Had the proposed hunt survived the committee gutting, it would have excluded many towns that have seen high concentrations of home entries and conflicts with bears, along with sightings of sows with cubs, according to the recent DEEP report. These towns—namely Avon, Canton, Simsbury, Farmington, Bristol, and West Hartford—are in Hartford County, which neighbors the county where Saturday’s attack occurred.

connecticut bear conflicts and county map
Western and central Connecticut have the most bear conflicts. Connecticut DEEP

Can Non-Lethal Measures Stop Connecticut’s Nuisance Bears?

As it stands now, S.B. 1148 would allow for homeowners and landowners to request permits from DEEP to lethally remove nuisance bears that enter homes or damage crops or livestock. After a permitted kill, DEEP would direct the permittee on how to dispose of the carcass, which leaves questions about whether they could lawfully keep the meat to eat.

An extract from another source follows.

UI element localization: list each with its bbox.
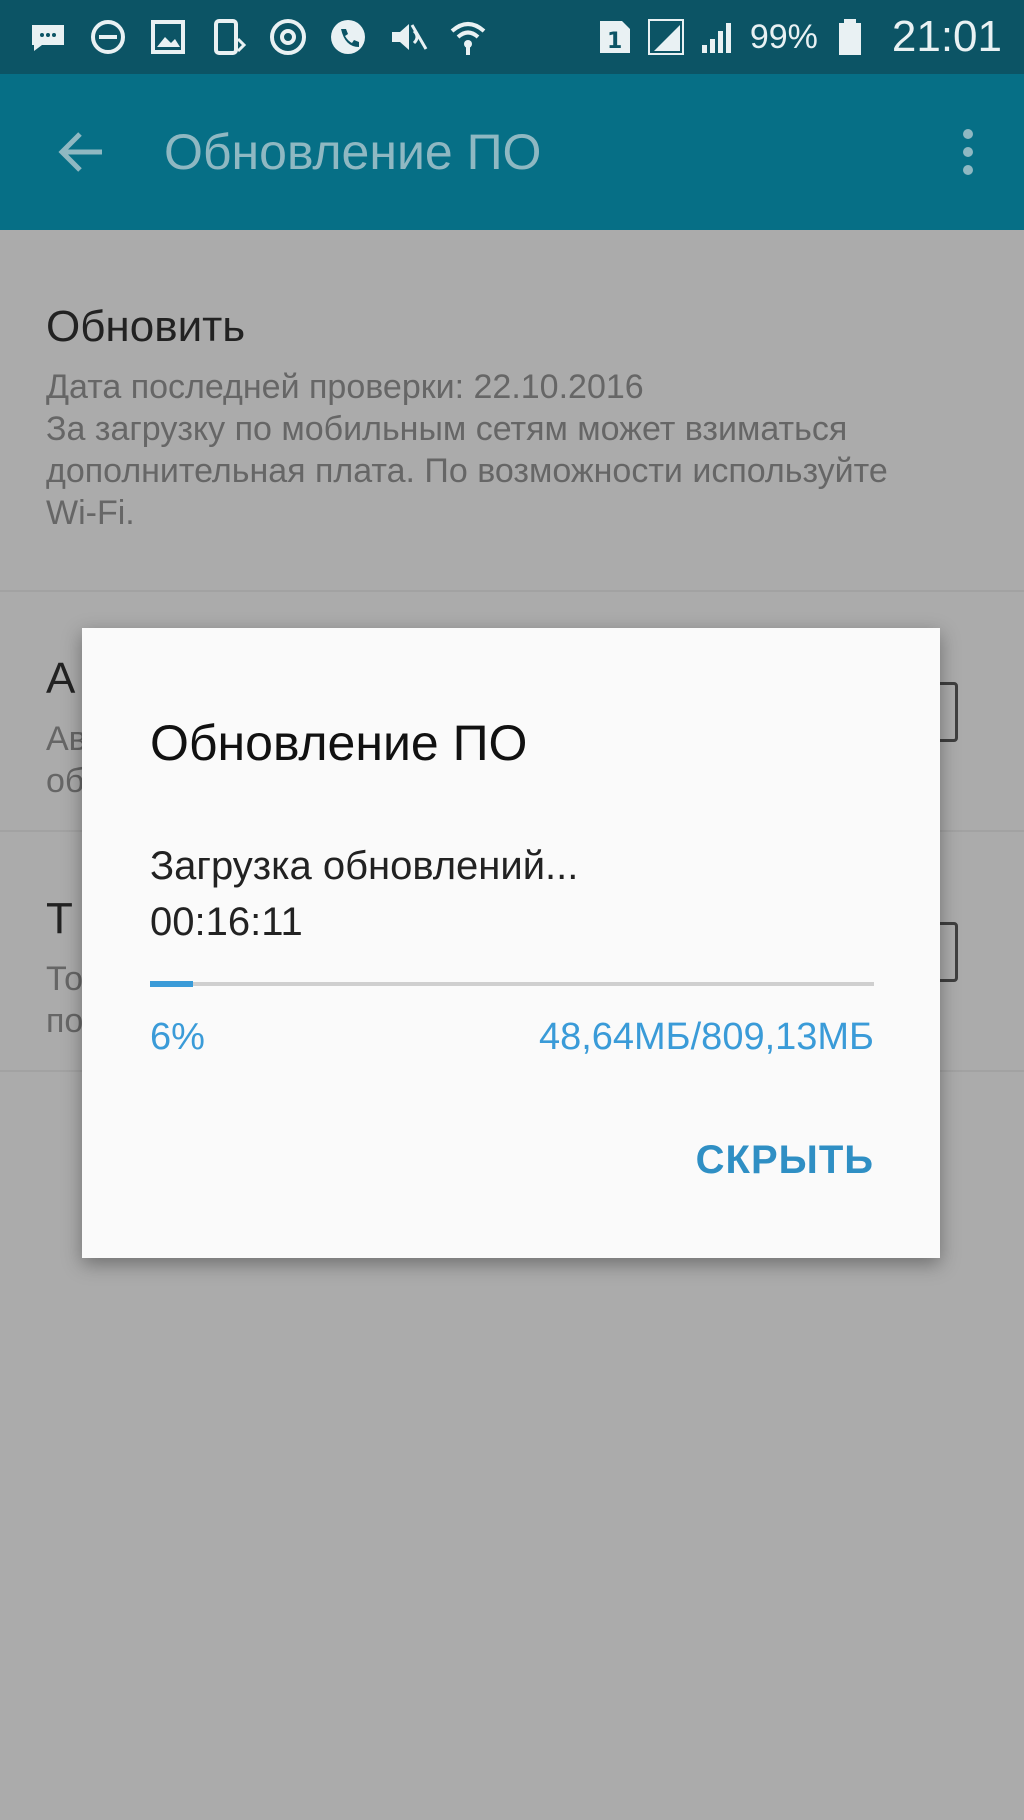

Any “intentional or unintentional feeding” of bears and other “potentially dangerous animals” would also be prohibited. This detail answers the call from the anti-hunting population—and its many legislative representatives—for the state to employ more non-lethal bear management strategies.

But as long as black bears keep biting humans, the state will keep spending taxpayer dollars to euthanize the bears while hunters (who would pay the state for one of 50 tags and use the meat after a humane harvest) watch from the sidelines.

Read Next: Photos From the New Jersey Bear Season, the Highly Controversial Hunt That Wasn’t

“Public safety is DEEP’s top priority,” the press release from the recent attack reads. “It is DEEP’s policy to manage the black bear population to maximize ecological, economic, and cultural benefits while providing for public safety and property protection.”